There are however, other factors impacting women beyond occupation clusters. Social norms often make it harder for women to make transitions. They have less time to pursue training or search for employment because they spend much more time than men on house work and child care. They also have lower access to digital technology and participation in STEM fields than men. That is why initiatives that empower girls to pursue study in these areas are so important and needed in our time.

The main point of the report is not that automation will simply destroy jobs but that AI will move opportunity between occupations and geographies. The issue is less of an inevitable trend that will wipe out sources of livelihood but one that will require either geographic mobility or skill training. Those willing to make these changes are more likely to survive and thrive in this shifting workplace environment.

What Can You Do?

For women, it is important to keep your career prospects open. Are you currently working in an occupation that could face automation. How can you know? Well, think about the tasks you perform each day. Could they be easily learned and repeated by a machine? While all of our jobs have portions we wish were automated, if that applies to 60-80% of your job description, then you need to re-think your line of work. Look for careers that are bound to grow. That may not may simply learning to code but also consider professions that require human touch and cannot be easily replaced by machines. Also, an openness to moving geographically can greatly improve job prospects.

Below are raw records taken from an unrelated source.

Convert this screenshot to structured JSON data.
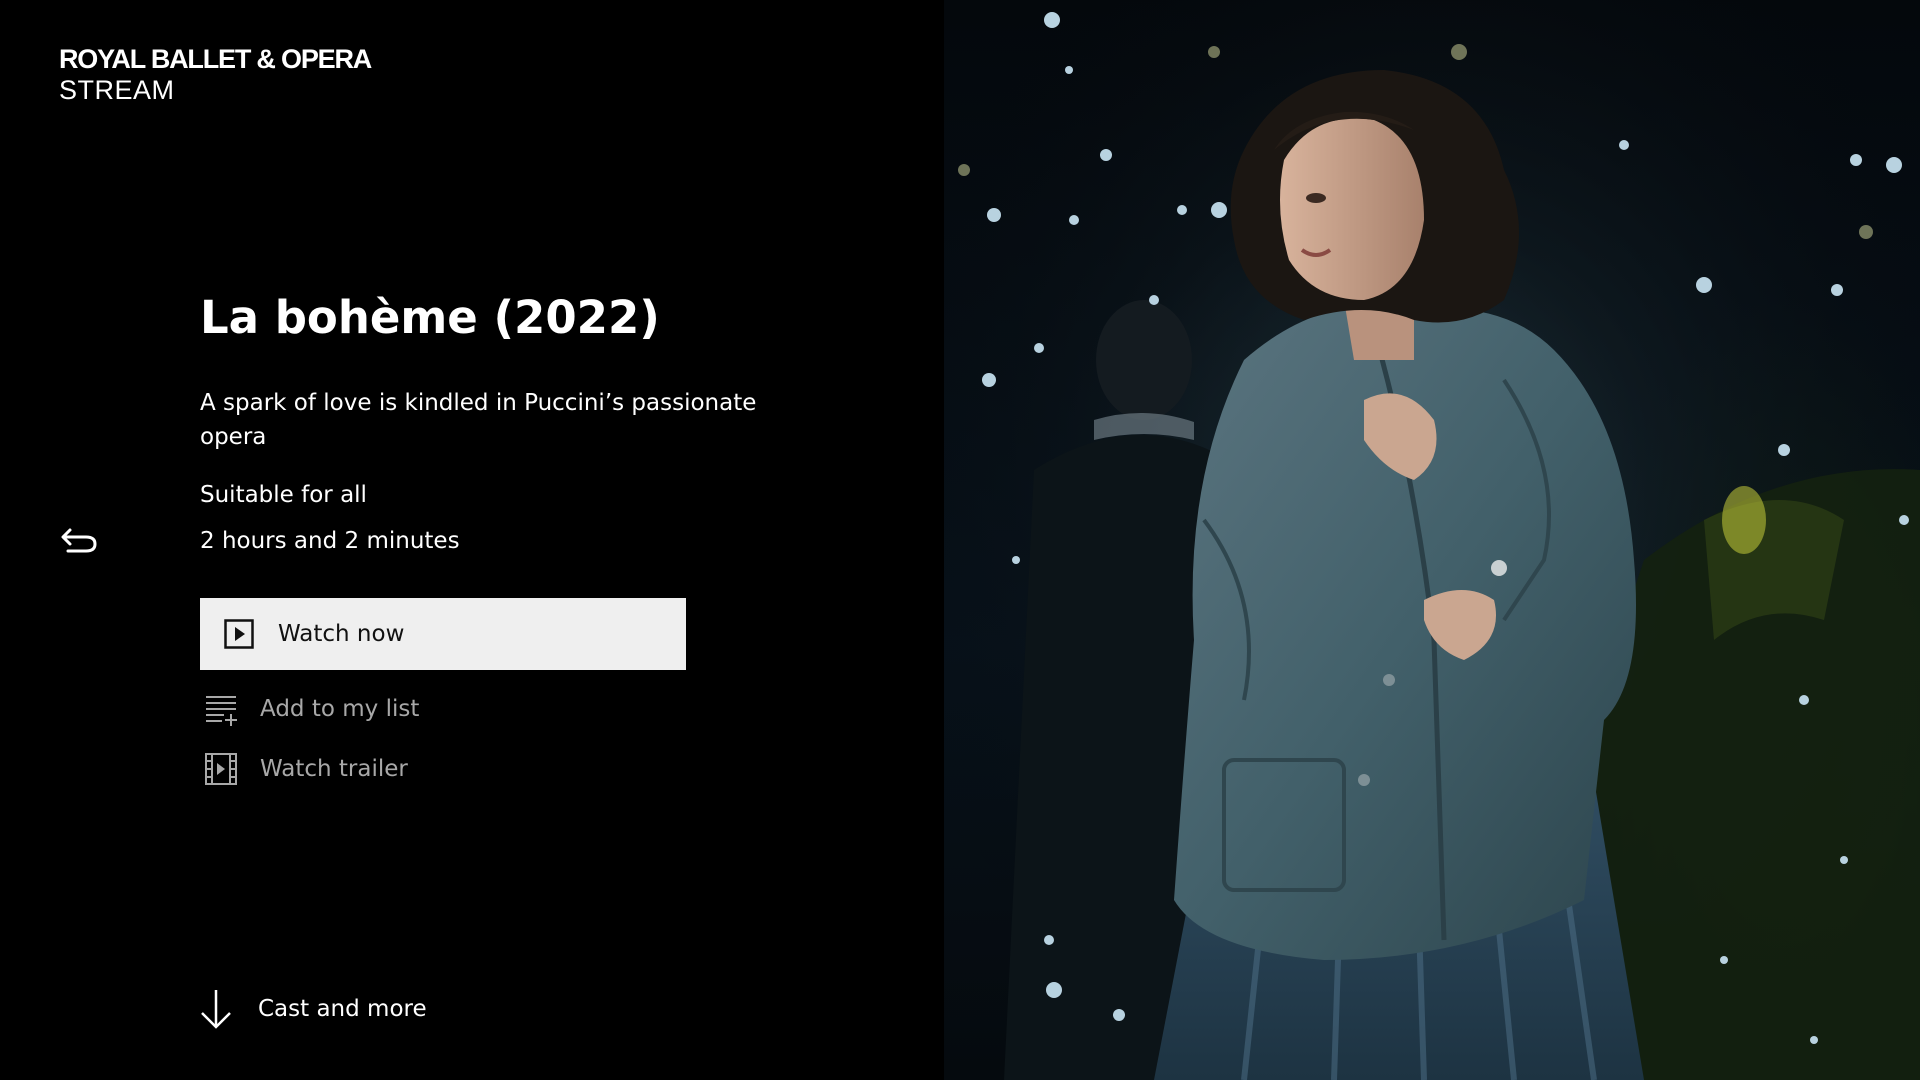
{
  "brand": {
    "line1": "ROYAL BALLET & OPERA",
    "line2": "STREAM"
  },
  "production": {
    "title": "La bohème (2022)",
    "synopsis": "A spark of love is kindled in Puccini’s passionate opera",
    "rating": "Suitable for all",
    "duration": "2 hours and 2 minutes"
  },
  "actions": {
    "watch_now": "Watch now",
    "add_to_list": "Add to my list",
    "watch_trailer": "Watch trailer",
    "cast_and_more": "Cast and more"
  },
  "icons": {
    "back": "back-arrow-icon",
    "play": "play-icon",
    "add_list": "playlist-add-icon",
    "trailer": "film-strip-icon",
    "down": "arrow-down-icon"
  },
  "colors": {
    "background": "#000000",
    "primary_button": "#efefef",
    "secondary_text": "#a8a8a8",
    "text": "#ffffff"
  }
}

For parents of young girls, it is important to expose them to STEM subjects early on. A parent encouragement can go a long way in helping them consider those areas as future career options. That does not mean they will become computer programmers. However, early positive experiences with these subjects will give them the confidence later in life to pursue technical occupations if they so choose. A big challenge with STEM is the impression that it is hard, intimidating and exclusive to boys. The earlier we break these damaging paradigms the more we expand job opportunity for the women of the future.

Finally, for the men who are concerned about the future job prospects of their female loved ones, the best advice is get more involved in housework and child rearing. In short, if you care about the future of women in the workplace, change a diaper today and go wash those dishes. The more men participate in unpaid house work and child rearing the more women will be empowered to pursue more promising career paths.